Source: China State Council Information Office 3
Chinese director Zheng Xiaolong told China.org.cn that he tried his best to fix the logic problem of Giacomo Puccini’s world-famous opera “Turandot,” turning it instead into a Chinese-Western hybrid fantasy fairytale with authentic Chinese elements.
Zheng, a highly acclaimed director and screenwriter in China, is responsible for several hit TV series. His resume includes the country’s first sitcom, “Stories from the Editorial Board” (1991); the first Chinese TV series shot in the United States, “A Native of Beijing in New York” (1992); as well as the hugely popular historical TV dramas, “Empresses in the Palace” (2011), “The Legend of Mi Yue” (2015) and the most recent, “Medal of the Republic” (2021). However, he has only previously directed one movie, “The Gua Sha Treatment,” in 2001, whose portrayal of the cultural gap between China and America was critically acclaimed upon its release.

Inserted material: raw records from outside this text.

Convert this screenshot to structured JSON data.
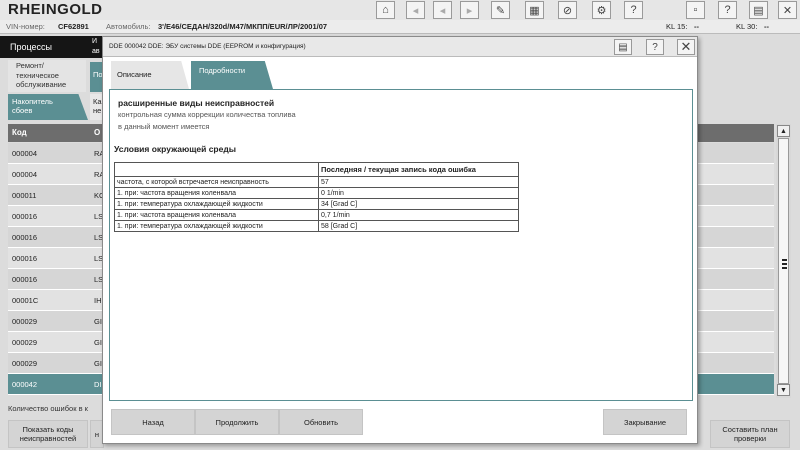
{
  "app": {
    "brand": "RHEINGOLD"
  },
  "infobar": {
    "vin_label": "VIN-номер:",
    "vin_value": "CF62891",
    "car_label": "Автомобиль:",
    "car_value": "3'/E46/СЕДАН/320d/M47/МКПП/EUR/ЛР/2001/07",
    "kl15_label": "KL 15:",
    "kl15_value": "--",
    "kl30_label": "KL 30:",
    "kl30_value": "--"
  },
  "toolbar_icons": [
    "home-icon",
    "back-icon",
    "previous-icon",
    "next-icon",
    "wrench-icon",
    "module-icon",
    "tools-icon",
    "settings-icon",
    "help-icon",
    "mini-icon",
    "print-icon",
    "close-icon"
  ],
  "nav": {
    "processes": "Процессы",
    "processes_partial": "И ав",
    "repair_tab": "Ремонт/\nтехническое\nобслуживание",
    "repair_partial": "По",
    "fault_memory_tab": "Накопитель\nсбоев",
    "fault_partial": "Ка не"
  },
  "table": {
    "headers": [
      "Код",
      "О"
    ],
    "rows": [
      {
        "code": "000004",
        "desc": "RA"
      },
      {
        "code": "000004",
        "desc": "RA"
      },
      {
        "code": "000011",
        "desc": "KC"
      },
      {
        "code": "000016",
        "desc": "LS"
      },
      {
        "code": "000016",
        "desc": "LS"
      },
      {
        "code": "000016",
        "desc": "LS"
      },
      {
        "code": "000016",
        "desc": "LS"
      },
      {
        "code": "00001C",
        "desc": "IH"
      },
      {
        "code": "000029",
        "desc": "GI"
      },
      {
        "code": "000029",
        "desc": "GI"
      },
      {
        "code": "000029",
        "desc": "GI"
      },
      {
        "code": "000042",
        "desc": "DI"
      }
    ]
  },
  "fault_count": "Количество ошибок в к",
  "bottom_buttons": {
    "show_codes": "Показать коды\nнеисправностей",
    "partial": "н",
    "plan": "Составить план\nпроверки"
  },
  "dialog": {
    "title": "DDE 000042 DDE: ЭБУ системы DDE (EEPROM и конфигурация)",
    "tabs": [
      "Описание",
      "Подробности"
    ],
    "fault_title": "расширенные виды неисправностей",
    "fault_sub1": "контрольная сумма коррекции количества топлива",
    "fault_sub2": "в данный момент имеется",
    "env_title": "Условия окружающей среды",
    "env_header": "Последняя / текущая запись кода ошибка",
    "env_rows": [
      {
        "label": "частота, с которой встречается неисправность",
        "value": "57"
      },
      {
        "label": "1. при: частота вращения коленвала",
        "value": "0 1/min"
      },
      {
        "label": "1. при: температура охлаждающей жидкости",
        "value": "34 [Grad C]"
      },
      {
        "label": "1. при: частота вращения коленвала",
        "value": "0,7 1/min"
      },
      {
        "label": "1. при: температура охлаждающей жидкости",
        "value": "58 [Grad C]"
      }
    ],
    "buttons": {
      "back": "Назад",
      "continue": "Продолжить",
      "refresh": "Обновить",
      "close": "Закрывание"
    }
  },
  "colors": {
    "accent": "#5b8f93",
    "selected_row": "#5b8f93",
    "header": "#6d6d6d"
  }
}
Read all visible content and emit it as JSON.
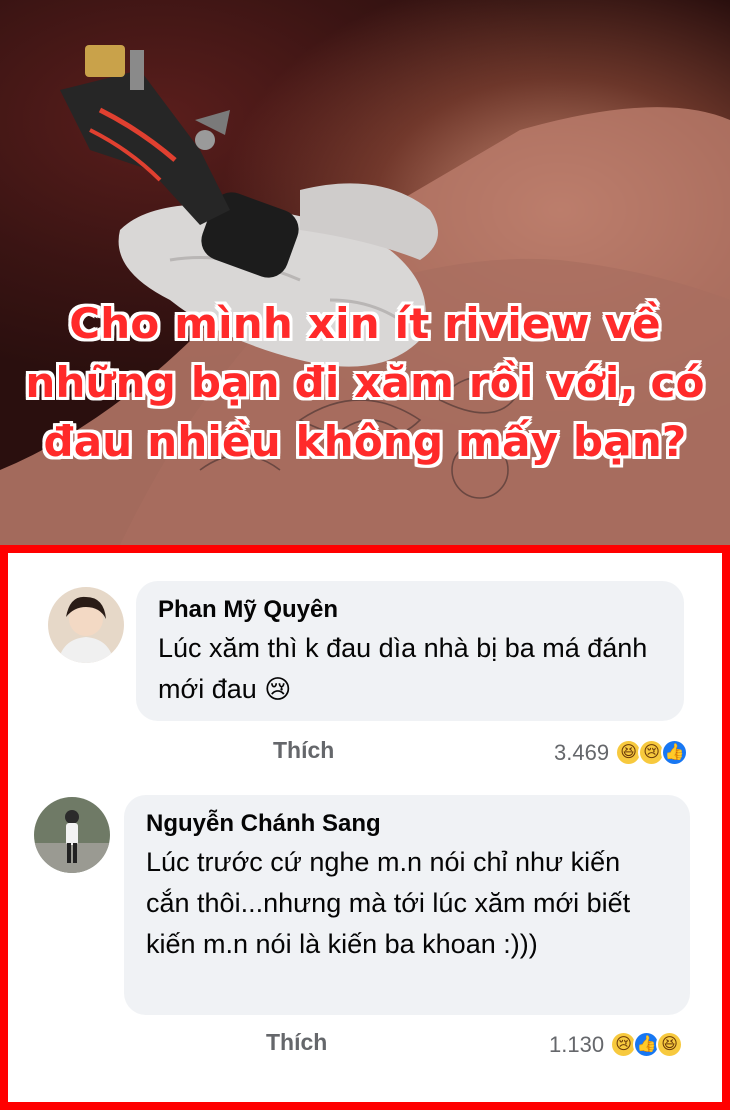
{
  "post": {
    "title": "Cho mình xin ít riview về những bạn đi xăm rồi với, có đau nhiều không mấy bạn?"
  },
  "comments": [
    {
      "author": "Phan Mỹ Quyên",
      "text": "Lúc xăm thì k đau dìa nhà bị ba má đánh mới đau",
      "emoji": "😢",
      "like_label": "Thích",
      "reaction_count": "3.469",
      "reactions": [
        "haha-icon",
        "sad-icon",
        "like-icon"
      ]
    },
    {
      "author": "Nguyễn Chánh Sang",
      "text": "Lúc trước cứ nghe m.n nói chỉ như kiến cắn thôi...nhưng mà tới lúc xăm mới biết kiến m.n nói là kiến ba khoan :)))",
      "like_label": "Thích",
      "reaction_count": "1.130",
      "reactions": [
        "sad-icon",
        "like-icon",
        "haha-icon"
      ]
    }
  ],
  "colors": {
    "frame": "#ff0000",
    "title": "#ff2a2a",
    "bubble": "#f0f2f5",
    "like_blue": "#1877f2"
  }
}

It was just after the release of that movie that a friend suggested Zheng tackle an adaption of another story that represents a cultural gap between Chinese and Western audiences: “Turandot.” Although the opera is recognized globally, it presents a Western perspective or a wildly imagined version of ancient China, and remains largely exotic to audiences in China. In fact, the name “Turandot” is not of Chinese origin at all, with the experts believing it is either a Persian word meaning “the daughter of Turan” or a name originated from the Mongolian word “dulaan,” which means “warm.”
When tailoring it for Chinese audiences, Zheng saw other problems in the story. “The opera’s music is profound, but the logic of the story is not convincing,” he said. The iconic Italian opera tells the story of Prince Calaf, who falls in love with the cold-hearted Princess Turandot, but the prince must solve three riddles in order to marry her, with a single wrong answer punishable by death. After several life-and-death tests involving previous suitors, Calaf and the princess eventually marry and live happily ever after. “This love story is cold and cruel, it doesn’t make sense for Chinese people and their value and logic, as well their perspective of love.”
Zheng rejected his friend’s suggestion at the time, but the idea grew like a seed planted into his heart, as well as into the heart of his wife, Wang Xiaoping, a famous writer and screenwriter. Wang, inspired by “Turandot,” wrote a three-volume fantasy novel about three magical and cursed bracelets that affect the fate of Turandot and the empire.
After reading his wife’s story about the cursed love, which mends the story’s logic, the director decided to review the idea and finally moved to make a film in 2018, with Wang as his screenwriter. The COVID-19 pandemic stalled post-production, but the film was finally released in China on Oct. 15.
The Chinese film version of “Turandot,” officially titled “The Curse of Turandot,” brings together an international cast and crew, including big domestic names like actor-director Jiang Wen and actor Hu Jun and international stars like French actress Sophie Marceau. There are also several new stars, such as young actress Guan Xiaotong, who was cast as Princess Turandot, while American actor Dylan Sprouse plays Calaf.
Zheng added abundant and authentic Chinese elements to the story, from the costumes, makeup, dialogue, kung fu sequences, sets, and Chinese cultural ideas such as “sacrifice for love,” as well as the story of how the ancient Chinese invention of fireworks spread in Europe. Zheng hoped these works could make “Turandot” more Chinese. However, despite trying, he says he was unable to retain any of the original music from “Turandot,” such as “Nessun Dorma,” even for nostalgic reasons.
“We had tried music from the opera for the film but it just didn’t add up,” the director said. Then, the film’s music was composed by Simon Franglen, one of the musicians who had worked on “Avatar” and “Titanic.”
Zheng added that “The Curse of Turandot” may secure an overseas release at a later date.